The most meaningful and important book I read during that time was Hunger of Memory by Richard Rodriguez. Rodriguez describes the book as a “history of my schooling” and in it he talks about the alienating effect his education had on his family.

Every new school success of his (and he had many) widened the divide between him and his Mexican immigrant parents, who were both puzzled and threatened by these achievements. My favorite sentence in Hunger of Memory is:

“Ambition set me apart.”

That’s what I wanted to make a film about, that condition – “ambition set me apart.” And, on that January night in 2009, I realized that the Grand National was the way I could get to it. It contained that exact struggle.


The Grand National carried a family name – Buick – that made people think “doctor’s cars.” But, it could accelerate in straight-lines like some of the most prestigious performance cars of its day. But then, these comparisons to world-class cars were awkward because what we had here was still just a Buick. So, we’re left in this undefined in-between space, set apart from the world of stodgy Buick on one side and the world of elite performance cars on the other.
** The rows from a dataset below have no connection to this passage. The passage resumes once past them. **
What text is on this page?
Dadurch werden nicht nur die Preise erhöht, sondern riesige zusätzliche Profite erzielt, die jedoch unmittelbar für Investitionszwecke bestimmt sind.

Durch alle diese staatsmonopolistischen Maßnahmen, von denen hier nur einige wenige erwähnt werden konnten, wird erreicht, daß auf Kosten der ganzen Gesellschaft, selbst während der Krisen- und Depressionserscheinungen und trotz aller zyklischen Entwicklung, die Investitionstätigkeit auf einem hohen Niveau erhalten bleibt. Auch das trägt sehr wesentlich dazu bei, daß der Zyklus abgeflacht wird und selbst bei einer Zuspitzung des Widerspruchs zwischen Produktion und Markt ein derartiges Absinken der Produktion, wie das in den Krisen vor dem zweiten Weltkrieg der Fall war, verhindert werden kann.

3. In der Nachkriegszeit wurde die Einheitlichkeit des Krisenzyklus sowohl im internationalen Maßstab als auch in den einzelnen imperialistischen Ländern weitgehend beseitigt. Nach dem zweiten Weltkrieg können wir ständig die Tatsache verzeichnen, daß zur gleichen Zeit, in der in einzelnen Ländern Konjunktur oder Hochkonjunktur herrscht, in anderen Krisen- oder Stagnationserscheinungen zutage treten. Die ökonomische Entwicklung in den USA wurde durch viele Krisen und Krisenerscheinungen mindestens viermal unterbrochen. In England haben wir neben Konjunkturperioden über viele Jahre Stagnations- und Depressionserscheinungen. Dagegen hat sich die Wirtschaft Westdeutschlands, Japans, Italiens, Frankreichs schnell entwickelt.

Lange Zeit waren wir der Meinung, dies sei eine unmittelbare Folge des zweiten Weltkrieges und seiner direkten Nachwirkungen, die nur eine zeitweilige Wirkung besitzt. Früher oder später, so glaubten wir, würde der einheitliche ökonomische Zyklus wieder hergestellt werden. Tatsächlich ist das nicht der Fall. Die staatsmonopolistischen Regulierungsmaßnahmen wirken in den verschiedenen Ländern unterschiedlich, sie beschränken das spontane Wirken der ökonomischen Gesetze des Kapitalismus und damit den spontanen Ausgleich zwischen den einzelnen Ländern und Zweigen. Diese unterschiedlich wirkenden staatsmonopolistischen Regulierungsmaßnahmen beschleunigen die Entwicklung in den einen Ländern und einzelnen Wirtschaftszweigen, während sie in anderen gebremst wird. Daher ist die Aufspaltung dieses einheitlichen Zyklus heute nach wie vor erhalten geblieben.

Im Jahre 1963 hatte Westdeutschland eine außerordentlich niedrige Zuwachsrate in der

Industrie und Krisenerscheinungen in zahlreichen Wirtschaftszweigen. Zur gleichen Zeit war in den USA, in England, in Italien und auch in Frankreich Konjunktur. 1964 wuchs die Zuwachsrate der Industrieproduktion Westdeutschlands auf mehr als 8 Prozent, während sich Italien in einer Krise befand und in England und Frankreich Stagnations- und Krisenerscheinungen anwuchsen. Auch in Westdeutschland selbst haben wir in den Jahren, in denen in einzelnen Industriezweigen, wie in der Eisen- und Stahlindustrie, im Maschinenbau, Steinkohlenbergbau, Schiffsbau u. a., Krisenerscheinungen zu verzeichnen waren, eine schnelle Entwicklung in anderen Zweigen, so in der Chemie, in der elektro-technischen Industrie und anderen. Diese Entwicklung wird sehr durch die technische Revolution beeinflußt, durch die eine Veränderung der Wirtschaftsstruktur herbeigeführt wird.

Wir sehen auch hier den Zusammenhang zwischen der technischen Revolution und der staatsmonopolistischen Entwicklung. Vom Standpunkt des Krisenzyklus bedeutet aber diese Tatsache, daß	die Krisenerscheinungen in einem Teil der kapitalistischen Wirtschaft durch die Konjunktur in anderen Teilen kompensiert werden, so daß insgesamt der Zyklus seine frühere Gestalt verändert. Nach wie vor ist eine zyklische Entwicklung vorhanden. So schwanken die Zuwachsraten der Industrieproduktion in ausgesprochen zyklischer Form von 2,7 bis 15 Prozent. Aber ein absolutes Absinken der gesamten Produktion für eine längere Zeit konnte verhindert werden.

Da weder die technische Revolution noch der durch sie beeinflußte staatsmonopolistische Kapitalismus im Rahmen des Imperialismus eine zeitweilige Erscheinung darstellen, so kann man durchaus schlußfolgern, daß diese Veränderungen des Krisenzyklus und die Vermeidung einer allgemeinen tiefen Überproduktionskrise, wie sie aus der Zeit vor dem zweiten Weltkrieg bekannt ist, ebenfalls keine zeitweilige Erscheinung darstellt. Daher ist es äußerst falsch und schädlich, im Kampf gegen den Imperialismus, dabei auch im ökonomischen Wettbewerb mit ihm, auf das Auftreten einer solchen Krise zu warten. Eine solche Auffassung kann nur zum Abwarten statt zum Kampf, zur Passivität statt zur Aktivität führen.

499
BLACK AIR sets itself in this middle ground. Over the summer, a Brian Eno quote circulated online. I saw it on Twitter. The quote is from his Swollen Appendices diary and it’s this:

"Stop thinking about art works as objects, and start thinking about them as triggers for experiences (Roy Ascott’s phrase)."


For me, Rodriguez’s book was exactly that, a trigger. I’m not a car guy, but somehow Hunger of Memory brought me to the Buick Grand National, a car I had only seen once before, as a teenager in 1986.